At least once a week, I find a quiet corner in a cafe to read and write.
I feel the most at home in a cafe, it’s pretty much where I grew up. When I was 17, I started my life on the other side of the coffee bar. I spent the earliest part of the day grinding espresso beans and frothing milk. What began as a summer job grew into a passion. I learned to love the sound of the steam wand and the feeling of espresso grounds under my fingernails.
Four years later, in another country, the cafe is still where I feel most productive and relaxed. Fortunately, Buenos Aires has thousands of cafes to keep me caffeinated and content.
Downtown, there’s the 70 year-old Gato Negro. It used to be a grocery store, and its dark-wood shelves still hold jars of spices and Worschteshire sauce. I come here for an espresso with cardamom, and a chance to run away from modernity. In Belgrano, I go to MOOI, where Adrian serves a cafe con leche and a basket of tostadas and homemade marmelada for about $5. It’s a bare-brick art haven, adorned with handmade details like yarn, gauze, ribbon, and canvas. In Palermo, I clandestinely sip behind rows of books at Boutique del Libro and lose myself in the sounds of electro tango.
Every place has a different feeling and an incredibly varied clientele. My favorite cafes are the no-frills, florescent-lit bars where men stop to smoke and nibble on medialunas (croissants) or fried cow brain. Although, when I stop in here, I take an inconspicuous place in the corner and hide behind a newspaper — I’m usually the only woman, furthermore blonde, to take a seat.
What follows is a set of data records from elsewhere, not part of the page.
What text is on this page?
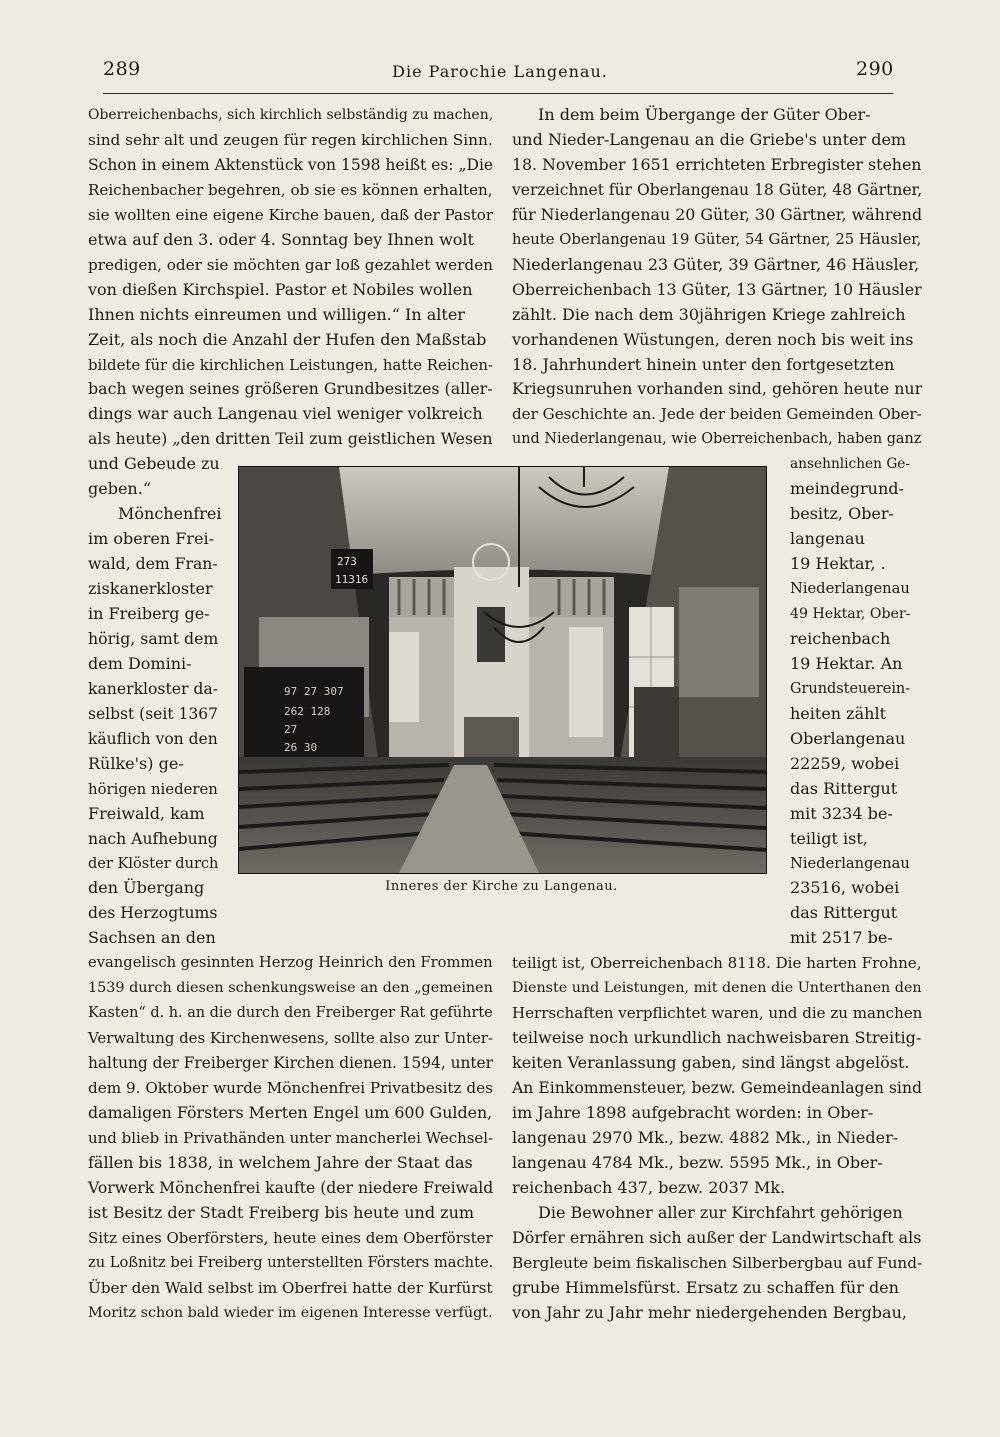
289	Die Parochie Langenau.	290
Oberreichenbachs, sich kirchlich selbständig zu machen,
sind sehr alt und zeugen für regen kirchlichen Sinn.
Schon in einem Aktenstück von 1598 heißt es: „Die
Reichenbacher begehren, ob sie es können erhalten,
sie wollten eine eigene Kirche bauen, daß der Pastor
etwa auf den 3. oder 4. Sonntag bey Ihnen wolt
predigen, oder sie möchten gar loß gezahlet werden
von dießen Kirchspiel. Pastor et Nobiles wollen
Ihnen nichts einreumen und willigen.“ In alter
Zeit, als noch die Anzahl der Hufen den Maßstab
bildete für die kirchlichen Leistungen, hatte Reichen-
bach wegen seines größeren Grundbesitzes (aller-
dings war auch Langenau viel weniger volkreich
als heute) „den dritten Teil zum geistlichen Wesen
und Gebeude zu
geben.“
Mönchenfrei
im oberen Frei-
wald, dem Fran-
ziskanerkloster
in Freiberg ge-
hörig, samt dem
dem Domini-
kanerkloster da-
selbst (seit 1367
käuflich von den
Rülke's) ge-
hörigen niederen
Freiwald, kam
nach Aufhebung
der Klöster durch
den Übergang
des Herzogtums
Sachsen an den
evangelisch gesinnten Herzog Heinrich den Frommen
1539 durch diesen schenkungsweise an den „gemeinen
Kasten“ d. h. an die durch den Freiberger Rat geführte
Verwaltung des Kirchenwesens, sollte also zur Unter-
haltung der Freiberger Kirchen dienen. 1594, unter
dem 9. Oktober wurde Mönchenfrei Privatbesitz des
damaligen Försters Merten Engel um 600 Gulden,
und blieb in Privathänden unter mancherlei Wechsel-
fällen bis 1838, in welchem Jahre der Staat das
Vorwerk Mönchenfrei kaufte (der niedere Freiwald
ist Besitz der Stadt Freiberg bis heute und zum
Sitz eines Oberförsters, heute eines dem Oberförster
zu Loßnitz bei Freiberg unterstellten Försters machte.
Über den Wald selbst im Oberfrei hatte der Kurfürst
Moritz schon bald wieder im eigenen Interesse verfügt.
In dem beim Übergange der Güter Ober-
und Nieder-Langenau an die Griebe's unter dem
18. November 1651 errichteten Erbregister stehen
verzeichnet für Oberlangenau 18 Güter, 48 Gärtner,
für Niederlangenau 20 Güter, 30 Gärtner, während
heute Oberlangenau 19 Güter, 54 Gärtner, 25 Häusler,
Niederlangenau 23 Güter, 39 Gärtner, 46 Häusler,
Oberreichenbach 13 Güter, 13 Gärtner, 10 Häusler
zählt. Die nach dem 30jährigen Kriege zahlreich
vorhandenen Wüstungen, deren noch bis weit ins
18. Jahrhundert hinein unter den fortgesetzten
Kriegsunruhen vorhanden sind, gehören heute nur
der Geschichte an. Jede der beiden Gemeinden Ober-
und Niederlangenau, wie Oberreichenbach, haben ganz
ansehnlichen Ge-
meindegrund-
besitz, Ober-
langenau
19 Hektar, .
Niederlangenau
49 Hektar, Ober-
reichenbach
19 Hektar. An
Grundsteuerein-
heiten zählt
Oberlangenau
22259, wobei
das Rittergut
mit 3234 be-
teiligt ist,
Niederlangenau
23516, wobei
das Rittergut
mit 2517 be-
teiligt ist, Oberreichenbach 8118. Die harten Frohne,
Dienste und Leistungen, mit denen die Unterthanen den
Herrschaften verpflichtet waren, und die zu manchen
teilweise noch urkundlich nachweisbaren Streitig-
keiten Veranlassung gaben, sind längst abgelöst.
An Einkommensteuer, bezw. Gemeindeanlagen sind
im Jahre 1898 aufgebracht worden: in Ober-
langenau 2970 Mk., bezw. 4882 Mk., in Nieder-
langenau 4784 Mk., bezw. 5595 Mk., in Ober-
reichenbach 437, bezw. 2037 Mk.
Die Bewohner aller zur Kirchfahrt gehörigen
Dörfer ernähren sich außer der Landwirtschaft als
Bergleute beim fiskalischen Silberbergbau auf Fund-
grube Himmelsfürst. Ersatz zu schaffen für den
von Jahr zu Jahr mehr niedergehenden Bergbau,
97 27 307
262 128
27
26 30
273
11316
Inneres der Kirche zu Langenau.
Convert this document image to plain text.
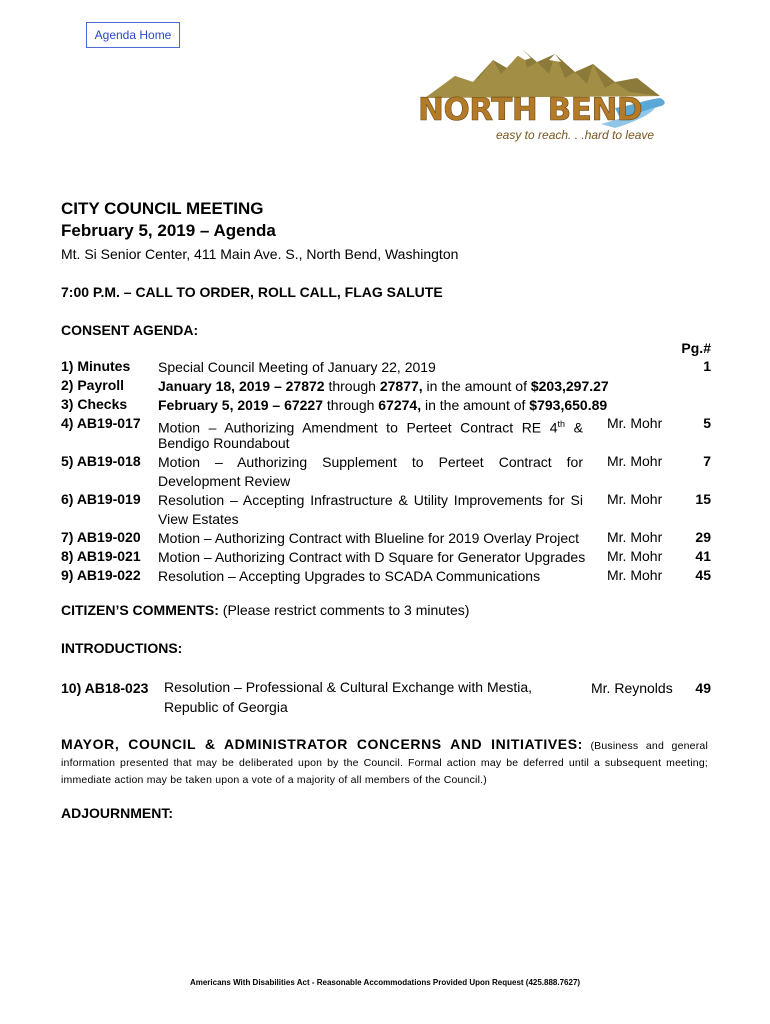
Agenda Home
NORTH BEND
easy to reach. . .hard to leave
CITY COUNCIL MEETING
February 5, 2019 – Agenda
Mt. Si Senior Center, 411 Main Ave. S., North Bend, Washington
7:00 P.M. – CALL TO ORDER, ROLL CALL, FLAG SALUTE
CONSENT AGENDA:
Pg.#
1) Minutes Special Council Meeting of January 22, 2019	1
2) Payroll January 18, 2019 – 27872 through 27877, in the amount of $203,297.27
3) Checks February 5, 2019 – 67227 through 67274, in the amount of $793,650.89
4) AB19-017 Motion – Authorizing Amendment to Perteet Contract RE 4th &
Bendigo Roundabout
Mr. Mohr	5
5) AB19-018 Motion – Authorizing Supplement to Perteet Contract for
Development Review
Mr. Mohr	7
6) AB19-019 Resolution – Accepting Infrastructure & Utility Improvements for Si
View Estates
Mr. Mohr 15
7) AB19-020 Motion – Authorizing Contract with Blueline for 2019 Overlay Project	Mr. Mohr 29
8) AB19-021 Motion – Authorizing Contract with D Square for Generator Upgrades	Mr. Mohr 41
9) AB19-022 Resolution – Accepting Upgrades to SCADA Communications	Mr. Mohr 45
CITIZEN’S COMMENTS: (Please restrict comments to 3 minutes)
INTRODUCTIONS:
10) AB18-023 Resolution – Professional & Cultural Exchange with Mestia,
Republic of Georgia
Mr. Reynolds 49
MAYOR, COUNCIL & ADMINISTRATOR CONCERNS AND INITIATIVES: (Business and general information presented that may be deliberated upon by the Council. Formal action may be deferred until a subsequent meeting; immediate action may be taken upon a vote of a majority of all members of the Council.)
ADJOURNMENT:
Americans With Disabilities Act - Reasonable Accommodations Provided Upon Request (425.888.7627)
Cafe culture is such a simple concept, but amazes me. Coffee is a luxury item, a nonessential, yet cafes here are always busy. Even my coffee shop back home felt little or no pinch after the recession. Aside from something warm to sip on, cafes are microcosms of their community and a temporary, unspoken agreement that we’re all on the same level — tired, contemplative, or just needing a pause.
While it may seem depressing that I spend quite a bit of time in my own company, I truly couldn’t be more thrilled. My days are full of activity, full of sensations, and full of speaking. Sometimes I just need to turn it off and check in with myself.
Here I am, alone with my cafe con leche, yet surrounded by porteños of all kinds, and I couldn’t be more content. I’m accompanied by a table of businessmen gesturing over their espresso. Six women chatting wildly and hovering over a few plates of dessert. An older man with the day’s newsprint unfolded in his face.
There’s not a thing more I could ask for — I know I have myself and my own force to make things happen.
Although, I wouldn’t mind asking Adrian for a plate of tostados.